Détails du match
OM - Metz (1-0) à la pause : Auba a rallumé la mèche
Une entame maîtrisée, un Vélodrome déjà chaud
On craignait l'entrée en matière laborieuse qu'on nous sert trop souvent cette saison, le genre de premier quart d'heure où on regarde l'adversaire jouer et où on commence à s'agacer. Raté. Dès le coup d'envoi, l'OM a posé le pied sur le ballon, enchaîné deux passes, cherché la profondeur. Metz, venu avec un bloc bas prudent, s'est retrouvé à défendre plus tôt que prévu. Le Vélodrome a senti le coup venir.

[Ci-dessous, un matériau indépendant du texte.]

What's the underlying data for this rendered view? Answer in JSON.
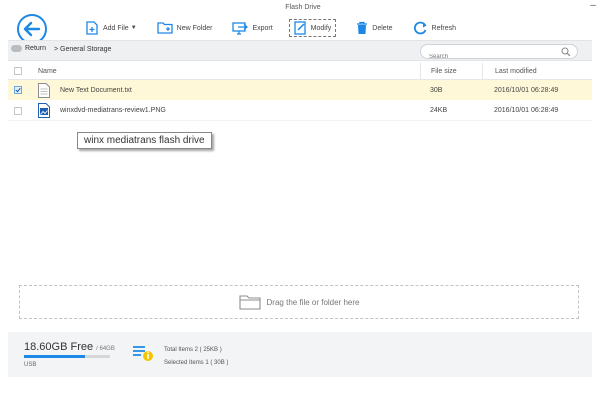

Le but d'Aubameyang à la 13e
Il a fallu treize minutes pour que ça craque. Un ballon qui traîne un peu trop longtemps dans la surface lorraine, un appel dans le dos de la défense, et Pierre-Emerick Aubameyang qui se jette au premier poteau pour pousser le ballon au fond. 1-0. Le genre de but qu'il claquait déjà à Dortmund il y a dix ans, avec cet instinct qui ne prévient pas. Le Vélodrome s'est levé d'un bloc, et pour la première fois depuis longtemps on a eu l'impression qu'on pouvait enfin respirer un peu.
Gestion et petite frayeur avant la pause
La suite a été plus fermée. Metz s'est replié, les espaces se sont réduits, et on a eu plus de mal à trouver la deuxième passe décisive. Højbjerg et Timber ont tenu la baraque au milieu, Paixão a grillé une cartouche côté gauche sans trouver la bonne sortie. Gouiri a multiplié les appels dans le vide. Et juste au moment où on pensait que la mi-temps s'étirerait tranquillement, Facundo Medina s'est offert un carton jaune pour une faute bête à la 45e. Un rappel à l'ordre : on n'est jamais à l'abri d'une connerie individuelle.
Ce qu'on attend de la seconde période
Un deuxième but rapide, pour de bon. Parce qu'avec ce groupe et cette saison, un 1-0 au Vélodrome reste une ligne sur le fil. Il faut tuer le match avant l'heure de jeu, ne pas laisser Metz croire à un mauvais coup, et surtout gérer Medina sur carton pour ne pas finir à dix. Trois points qui vaudraient cher dans la course au haut du tableau, à un moment où chaque rendez-vous du calendrier OM peut faire basculer la suite de la saison au classement Ligue 1. Allez, on revient et on plie l'affaire.